C’était à Opio en Provence, faubourg de Cannes, dans les jardins du club Med…

Ci-gît ma participation à l’agenda ironique de juin (vous comprendrez ma détresse et mon air d’enterrement en lisant les consignes).

Les exigences de notre copine organisatrice du mois Anne de Louvain-la-Neuve étaient :

  • d’abord un titre : « C’était à … faubourg de… dans les jardins de ou d’…. »
  • des illustrations pour nous inspirer :
  • et la cerise sur le pompon, une liste de mots imposés : cannibale, fourbir, niquedouille, praliné, rentable, sautiller, tellurique.

Je préfère prévenir : qui dit consigne farfelue, dit participation sans queue ni tête !

– – –

« C’était à Opio en Provence, faubourg de Cannes, dans les jardins du club Med… »

– Oh non par pitié, épargne-nous Flaubert… On a assez entendu parler de lui l’année dernière.

– Mais ça vous intéresse tant que ça, de savoir ce que j’ai fait de mes vacances ?

– Oui !

– Bon… je vais essayer de rendre ça palpitant, parce que vraiment, ça ne l’est pas.

« Au bord de la piscine, les enfants jouaient, criaient, les hommes faisaient des plongeons, les femmes rougissaient comme des écrevisses. Plus à l’écart, derrière la pile géante de bouées crocodiles empilées les unes sur les autres, une jolie jeune femme dans un maillot blanc à pois rouges s’apprêtait à plonger dans un livre tout poussiéreux, dégotté dans la bibliothèque de sa grand-mère paternelle. Bien sûr, vous l’aurez compris, la jolie fille, c’est moi.

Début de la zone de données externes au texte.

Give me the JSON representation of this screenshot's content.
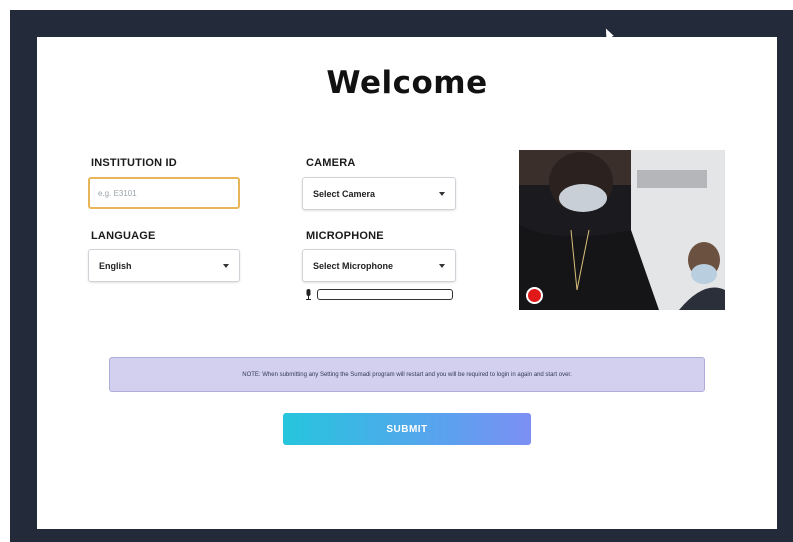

Une fois allongée confortablement dans mon transat, la crème étalée, le chapeau de paille disposé gracieusement sur ma tête blonde, les lunettes de soleil en place, il ne me restait plus qu’à vivre un bon moment de lecture estivale. Enfin, c’est ce que je croyais avant d’ouvrir le bouquin. Je vous invite maintenant à vivre cet extraordinaire moment de vie depuis l’intérieur de mon cerveau.

« Herbert Quain est mort à Roscommon. » Le journal que Ross avait en main consacrait à peine un paragraphe à l’affaire et n’élucidait en rien la disparition de cet homme pourtant en bonne santé. Du moins, il l’était la dernière fois qu’il l’avait aperçu, à la confrérie des Chemises à Carreaux. D’ailleurs, Ross était convaincu que Quain n’avait pas pu mourir de manière bassement accidentelle. Il en était persuadé : ce devait être encore un coup de ces cannibales en combinaisons latex. L’accoutrement des deux confréries ennemies était depuis la nuit des temps prétexte à railleries et règlements de comptes au calibre 12. Ross avait eu le nez creux de s’éloigner d’Oklahoma quelque temps avant que les autres niquedouilles ne fourbissent leurs armes.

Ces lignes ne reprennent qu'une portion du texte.